Dr. Raquel Moreira is an Assistant Professor of Rhetoric, Media, & Culture in the Department of Communication at the University of Maryland. Her broader research agenda is concerned with issues of marginalization within minoritized groups in Latin/e America. Currently, Dr. Moreira is investigating hemispheric constructions of Latinidad, particularly the connections between mestizaje and (anti) Blackness as they intersect with other colonial systems. Her work has appeared in Quarterly Journal of Speech, Communication and Race, Women’s Studies in
Communication, Communication, Culture, and Critique, among others. Moreira is also the author of Bitches Unleashed: Performance and Embodied Politics in Favela Funk, which has received the 2021 Bonnie Ritter Feminist Book Award and the NCA's 2022 International and Intercultural Communication Division Best Book Award.
Dr. Arthur D. Soto-Vásquez is an Assistant Professor in the Hank Greenspun School of Journalism and Media Studies at the University of Nevada, Las Vegas. He has published a wide range of work on Latino politics, Instagram, influencers, Disney, consumer culture, migration, right wing movements online, misinformation, and podcasts. His first book, Mobilizing the Latinx Vote, was published by Routledge in 2020 and he was a co-editor of Migrant World Making, published by Michigan State University Press in 2023. He is the incoming Vice-Chair of the Popular Media & Culture Division of the International Communication Association beginning in 2026.
Graduate Student Presenters
Eleanor “Ellie” Estrada (Pelayo) is an activist and doctoral student in the Department of Communication at the University of Utah. Ellie's work operates from the interstices of Chicana feminism, critical rhetoric, and urbanism; however, much of her recent work has involved theorizing chismé [gossip] rhetorically and qualitatively. Methodologically, Ellie utilizes rhetorical field methods (RFM), performative writing, and rhetorical analysis to study race and identity. As a transgender Chicana, Ellie maintains that the most important scholarship is that which speaks truth to power; this especially holds true in issues related to Latinidad or Queerness. Indeed, Ellie's activist orientation is never "beyond" her scholarship, but always betwixt and between: she works with organizations like Mecha de U of U and University Neighborhood Partners (UNP). When her head is not buried in a book, Ellie enjoys cooking, making coffee, hanging out with her dog, Blueberry, and watching horror movies with her partner.
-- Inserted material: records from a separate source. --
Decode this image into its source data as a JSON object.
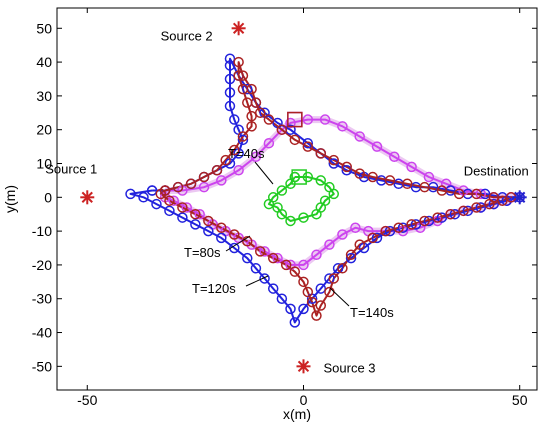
{
  "chart_data": {
    "type": "line",
    "xlabel": "x(m)",
    "ylabel": "y(m)",
    "xlim": [
      -57,
      54
    ],
    "ylim": [
      -57,
      56
    ],
    "xticks": [
      -50,
      0,
      50
    ],
    "yticks": [
      -50,
      -40,
      -30,
      -20,
      -10,
      0,
      10,
      20,
      30,
      40,
      50
    ],
    "grid": false,
    "colors": {
      "T40": "#22cc22",
      "T80": "#cc44ee",
      "T120": "#2222dd",
      "T140": "#aa2222",
      "source_marker": "#cc2222",
      "destination_marker": "#2222cc"
    },
    "markers": [
      {
        "label": "Source 1",
        "x": -50,
        "y": 0,
        "symbol": "asterisk",
        "color": "#cc2222"
      },
      {
        "label": "Source 2",
        "x": -15,
        "y": 50,
        "symbol": "asterisk",
        "color": "#cc2222"
      },
      {
        "label": "Source 3",
        "x": 0,
        "y": -50,
        "symbol": "asterisk",
        "color": "#cc2222"
      },
      {
        "label": "Destination",
        "x": 50,
        "y": 0,
        "symbol": "asterisk",
        "color": "#2222cc"
      }
    ],
    "series": [
      {
        "name": "T=40s",
        "color": "#22cc22",
        "points": [
          [
            -2,
            6
          ],
          [
            1,
            6
          ],
          [
            4,
            5
          ],
          [
            6,
            3
          ],
          [
            7,
            1
          ],
          [
            5,
            -1
          ],
          [
            4,
            -3
          ],
          [
            3,
            -5
          ],
          [
            0,
            -6
          ],
          [
            -3,
            -7
          ],
          [
            -5,
            -5
          ],
          [
            -6,
            -3
          ],
          [
            -8,
            -2
          ],
          [
            -7,
            0
          ],
          [
            -5,
            2
          ],
          [
            -3,
            4
          ],
          [
            -2,
            6
          ]
        ],
        "square": [
          -1,
          6
        ]
      },
      {
        "name": "T=80s",
        "color": "#cc44ee",
        "points": [
          [
            -32,
            2
          ],
          [
            -28,
            2
          ],
          [
            -23,
            3
          ],
          [
            -19,
            5
          ],
          [
            -15,
            8
          ],
          [
            -11,
            12
          ],
          [
            -8,
            16
          ],
          [
            -5,
            20
          ],
          [
            -3,
            22
          ],
          [
            1,
            23
          ],
          [
            5,
            23
          ],
          [
            9,
            21
          ],
          [
            13,
            18
          ],
          [
            17,
            15
          ],
          [
            21,
            12
          ],
          [
            25,
            9
          ],
          [
            29,
            6
          ],
          [
            33,
            4
          ],
          [
            37,
            2
          ],
          [
            41,
            1
          ],
          [
            44,
            0
          ],
          [
            48,
            0
          ],
          [
            50,
            0
          ],
          [
            47,
            -1
          ],
          [
            44,
            -2
          ],
          [
            41,
            -3
          ],
          [
            37,
            -4
          ],
          [
            34,
            -5
          ],
          [
            31,
            -7
          ],
          [
            27,
            -9
          ],
          [
            23,
            -10
          ],
          [
            19,
            -10
          ],
          [
            15,
            -10
          ],
          [
            12,
            -9
          ],
          [
            9,
            -11
          ],
          [
            6,
            -14
          ],
          [
            3,
            -17
          ],
          [
            0,
            -20
          ],
          [
            -3,
            -20
          ],
          [
            -6,
            -18
          ],
          [
            -9,
            -16
          ],
          [
            -12,
            -14
          ],
          [
            -15,
            -12
          ],
          [
            -18,
            -10
          ],
          [
            -21,
            -8
          ],
          [
            -24,
            -5
          ],
          [
            -27,
            -3
          ],
          [
            -30,
            -1
          ],
          [
            -32,
            0
          ],
          [
            -32,
            2
          ]
        ],
        "square": [
          -2,
          23
        ]
      },
      {
        "name": "T=120s",
        "color": "#2222dd",
        "points": [
          [
            -35,
            2
          ],
          [
            -32,
            2
          ],
          [
            -29,
            3
          ],
          [
            -26,
            4
          ],
          [
            -23,
            6
          ],
          [
            -20,
            8
          ],
          [
            -17,
            10
          ],
          [
            -15,
            13
          ],
          [
            -14,
            17
          ],
          [
            -15,
            20
          ],
          [
            -16,
            23
          ],
          [
            -17,
            27
          ],
          [
            -17,
            31
          ],
          [
            -17,
            35
          ],
          [
            -17,
            39
          ],
          [
            -17,
            41
          ],
          [
            -15,
            36
          ],
          [
            -13,
            32
          ],
          [
            -11,
            28
          ],
          [
            -9,
            25
          ],
          [
            -6,
            22
          ],
          [
            -3,
            20
          ],
          [
            1,
            16
          ],
          [
            4,
            13
          ],
          [
            7,
            10
          ],
          [
            10,
            8
          ],
          [
            14,
            6
          ],
          [
            18,
            5
          ],
          [
            22,
            4
          ],
          [
            26,
            3
          ],
          [
            30,
            3
          ],
          [
            34,
            2
          ],
          [
            38,
            1
          ],
          [
            42,
            1
          ],
          [
            46,
            0
          ],
          [
            50,
            0
          ],
          [
            47,
            -1
          ],
          [
            44,
            -2
          ],
          [
            41,
            -3
          ],
          [
            38,
            -4
          ],
          [
            35,
            -5
          ],
          [
            32,
            -6
          ],
          [
            29,
            -7
          ],
          [
            26,
            -8
          ],
          [
            23,
            -9
          ],
          [
            20,
            -10
          ],
          [
            17,
            -12
          ],
          [
            14,
            -15
          ],
          [
            11,
            -18
          ],
          [
            8,
            -21
          ],
          [
            6,
            -24
          ],
          [
            4,
            -27
          ],
          [
            2,
            -30
          ],
          [
            0,
            -33
          ],
          [
            -2,
            -37
          ],
          [
            -3,
            -33
          ],
          [
            -5,
            -30
          ],
          [
            -7,
            -27
          ],
          [
            -9,
            -24
          ],
          [
            -11,
            -21
          ],
          [
            -13,
            -18
          ],
          [
            -16,
            -15
          ],
          [
            -19,
            -12
          ],
          [
            -22,
            -10
          ],
          [
            -25,
            -8
          ],
          [
            -28,
            -6
          ],
          [
            -31,
            -4
          ],
          [
            -34,
            -2
          ],
          [
            -37,
            0
          ],
          [
            -40,
            1
          ],
          [
            -35,
            2
          ]
        ]
      },
      {
        "name": "T=140s",
        "color": "#aa2222",
        "points": [
          [
            -32,
            2
          ],
          [
            -29,
            3
          ],
          [
            -26,
            4
          ],
          [
            -23,
            6
          ],
          [
            -20,
            8
          ],
          [
            -18,
            11
          ],
          [
            -16,
            14
          ],
          [
            -14,
            18
          ],
          [
            -12,
            21
          ],
          [
            -12,
            24
          ],
          [
            -13,
            28
          ],
          [
            -14,
            32
          ],
          [
            -15,
            36
          ],
          [
            -15,
            40
          ],
          [
            -14,
            36
          ],
          [
            -12,
            32
          ],
          [
            -11,
            28
          ],
          [
            -10,
            25
          ],
          [
            -8,
            23
          ],
          [
            -5,
            20
          ],
          [
            -2,
            17
          ],
          [
            1,
            15
          ],
          [
            4,
            13
          ],
          [
            7,
            11
          ],
          [
            10,
            9
          ],
          [
            13,
            7
          ],
          [
            16,
            6
          ],
          [
            20,
            5
          ],
          [
            24,
            4
          ],
          [
            28,
            3
          ],
          [
            32,
            2
          ],
          [
            36,
            1
          ],
          [
            40,
            1
          ],
          [
            44,
            0
          ],
          [
            48,
            0
          ],
          [
            46,
            -1
          ],
          [
            43,
            -2
          ],
          [
            40,
            -3
          ],
          [
            37,
            -4
          ],
          [
            34,
            -5
          ],
          [
            31,
            -6
          ],
          [
            28,
            -7
          ],
          [
            25,
            -8
          ],
          [
            22,
            -9
          ],
          [
            19,
            -10
          ],
          [
            16,
            -12
          ],
          [
            13,
            -14
          ],
          [
            11,
            -17
          ],
          [
            9,
            -21
          ],
          [
            7,
            -24
          ],
          [
            6,
            -28
          ],
          [
            4,
            -32
          ],
          [
            3,
            -35
          ],
          [
            2,
            -31
          ],
          [
            1,
            -28
          ],
          [
            0,
            -25
          ],
          [
            -2,
            -22
          ],
          [
            -4,
            -20
          ],
          [
            -7,
            -18
          ],
          [
            -10,
            -16
          ],
          [
            -13,
            -13
          ],
          [
            -16,
            -11
          ],
          [
            -19,
            -9
          ],
          [
            -22,
            -7
          ],
          [
            -25,
            -5
          ],
          [
            -28,
            -3
          ],
          [
            -31,
            -1
          ],
          [
            -33,
            1
          ],
          [
            -32,
            2
          ]
        ],
        "square": [
          -2,
          23
        ]
      }
    ],
    "annotations": [
      {
        "text": "T=40s"
      },
      {
        "text": "T=80s"
      },
      {
        "text": "T=120s"
      },
      {
        "text": "T=140s"
      }
    ]
  }
}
Emma is from northern BC, Canada. She received her undergraduate degree from Northern State University and her master's degree from the University of Montana. Her area of study is women's health, specifically on menstrual (including menopausal) rhetoric.
Originally from Chicago, Illinois, Casey spent most of his formative years outside Denver, CO, before moving out to Utah in 2018. He completed his undergraduate studies in communication at the University of Utah. Through his undergraduate studies, he was drawn to the Communication Department for its wealth of knowledge among faculty and students alike. Salt Lake City originally drew him in with its proximity to outdoor adventures. Biking, skiing, and rafting are among his passions outside of academia, though he is always eager to explore new and fun activities!